We got out of the car to trek into the forest. Falling leaves danced their way through the trees, sometimes catching a last glint of light before softly landing. “It’s so deeply gorgeous,” Peg sighed. “It makes me feel connected,” my sister added, “not just with nature, but with all of those who came here before us.” How lucky are we, I thought, to be with each other, to have celebrated the continuum of generations with family in Boston, and now here in the beauty of nature to truly celebrate the awe of life.

Silently, I also remembered those who were not so lucky, in particular, a man who I believe shared a similar sense of awe. His name was Kofi Awoonor. Known as one of Africa’s most respected poets, the seventy-eight-year-old was one of the dozens of victims brutally murdered by terrorists at the Westgate Mall in Nairobi. He had been visiting Kenya for a literary festival, where only days before the attack he had been a speaker. Julie Morioki, an aspiring young writer, was there, as reported by National Public Radio. “He literally poured himself out, twenty-four hours before he died,” she recalled. “He told us: ‘When you want to write, look back at how your ancestors used to speak.  Go back and listen to the stories of your people and then you will know what to write about.’”
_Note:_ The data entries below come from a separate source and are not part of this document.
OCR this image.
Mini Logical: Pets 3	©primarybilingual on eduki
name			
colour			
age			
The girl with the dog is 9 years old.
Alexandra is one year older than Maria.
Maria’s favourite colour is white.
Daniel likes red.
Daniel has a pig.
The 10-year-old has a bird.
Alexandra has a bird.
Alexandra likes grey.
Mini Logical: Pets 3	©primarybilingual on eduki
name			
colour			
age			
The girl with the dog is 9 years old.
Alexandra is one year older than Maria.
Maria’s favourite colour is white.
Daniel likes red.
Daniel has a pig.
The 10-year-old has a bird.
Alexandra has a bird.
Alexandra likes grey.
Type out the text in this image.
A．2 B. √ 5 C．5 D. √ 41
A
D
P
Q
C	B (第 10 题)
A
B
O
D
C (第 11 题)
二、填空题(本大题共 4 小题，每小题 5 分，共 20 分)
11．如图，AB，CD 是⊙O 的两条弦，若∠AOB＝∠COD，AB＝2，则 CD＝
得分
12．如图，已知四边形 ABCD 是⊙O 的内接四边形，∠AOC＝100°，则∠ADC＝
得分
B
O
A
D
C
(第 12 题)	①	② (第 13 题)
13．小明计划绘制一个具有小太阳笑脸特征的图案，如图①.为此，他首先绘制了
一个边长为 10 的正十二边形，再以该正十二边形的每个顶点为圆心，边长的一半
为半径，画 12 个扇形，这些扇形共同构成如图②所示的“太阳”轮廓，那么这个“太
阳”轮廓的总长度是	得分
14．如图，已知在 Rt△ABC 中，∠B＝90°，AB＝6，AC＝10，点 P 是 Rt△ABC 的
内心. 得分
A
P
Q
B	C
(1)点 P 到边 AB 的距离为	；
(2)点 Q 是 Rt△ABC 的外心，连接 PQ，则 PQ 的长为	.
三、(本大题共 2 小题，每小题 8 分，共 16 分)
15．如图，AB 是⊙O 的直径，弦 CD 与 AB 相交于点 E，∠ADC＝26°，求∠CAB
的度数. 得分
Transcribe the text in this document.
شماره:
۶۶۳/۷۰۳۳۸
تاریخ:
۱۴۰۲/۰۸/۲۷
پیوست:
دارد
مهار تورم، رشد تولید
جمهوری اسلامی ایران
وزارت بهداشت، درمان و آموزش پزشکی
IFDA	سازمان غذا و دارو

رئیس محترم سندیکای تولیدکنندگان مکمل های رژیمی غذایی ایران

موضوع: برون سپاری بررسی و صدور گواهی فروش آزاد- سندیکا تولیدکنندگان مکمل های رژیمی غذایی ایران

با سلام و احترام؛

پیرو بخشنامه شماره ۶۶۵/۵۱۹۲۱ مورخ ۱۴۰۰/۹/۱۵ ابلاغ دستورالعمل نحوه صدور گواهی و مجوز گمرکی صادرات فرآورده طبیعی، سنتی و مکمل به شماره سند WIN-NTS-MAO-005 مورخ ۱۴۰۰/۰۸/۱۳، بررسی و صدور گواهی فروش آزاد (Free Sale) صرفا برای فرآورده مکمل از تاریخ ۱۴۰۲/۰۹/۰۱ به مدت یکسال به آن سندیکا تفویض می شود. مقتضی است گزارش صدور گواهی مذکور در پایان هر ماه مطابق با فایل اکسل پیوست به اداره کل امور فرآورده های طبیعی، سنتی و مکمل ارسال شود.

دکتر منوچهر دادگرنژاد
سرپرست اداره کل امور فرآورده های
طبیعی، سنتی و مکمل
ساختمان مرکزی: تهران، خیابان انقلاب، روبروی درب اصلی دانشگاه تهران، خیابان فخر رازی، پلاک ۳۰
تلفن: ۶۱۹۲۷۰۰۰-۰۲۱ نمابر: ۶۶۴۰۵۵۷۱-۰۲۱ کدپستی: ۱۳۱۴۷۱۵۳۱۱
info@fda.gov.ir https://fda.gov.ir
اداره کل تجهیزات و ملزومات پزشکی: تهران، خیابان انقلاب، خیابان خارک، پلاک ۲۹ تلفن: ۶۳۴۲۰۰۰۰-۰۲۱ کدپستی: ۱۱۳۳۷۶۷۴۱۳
It touched me then to hear a voice so far away, and yet so parallel to the teachings of Hawaiian cultural leaders. “Listen to the ancestors,” our friend Kimokeo Kapahuleha has so often said. “They will show you the path.”

In this issue of Maui No Ka ‘Oi, Rita Goldman brings Kimokeo’s words to life in her story “Now Voyager,” recounting the building of the voyaging canoe Mo‘okiha O Pi‘ilani and its upcoming launching on December 21, 2013, as it begins it life in the ocean, perpetuating Hawaiian culture by honoring the ancestral voices, and bringing the teachings forward, the right way of the path of the ancestors.

Today, in the Vermont forest, standing with my sister, I am reminded that the voices of our ancestors are all around us; beneath our feet, above our heads, within our hearts. In the words of Kimokeo, “It is up to us to listen, to hear, to act upon what is right, what is pono.”

I wondered, what would my ancestors want me to write about? I believe they would tell me to write about freedom, human rights and the Golden Rule, “Do unto others as you would have them do unto you.” They would want me to ask you to take care of each other, to stand strong against inhumanity, to embrace tolerance.

This holiday season, and every season, may your life be filled with love, peace, and goodwill toward all. And may your days be filled with awe.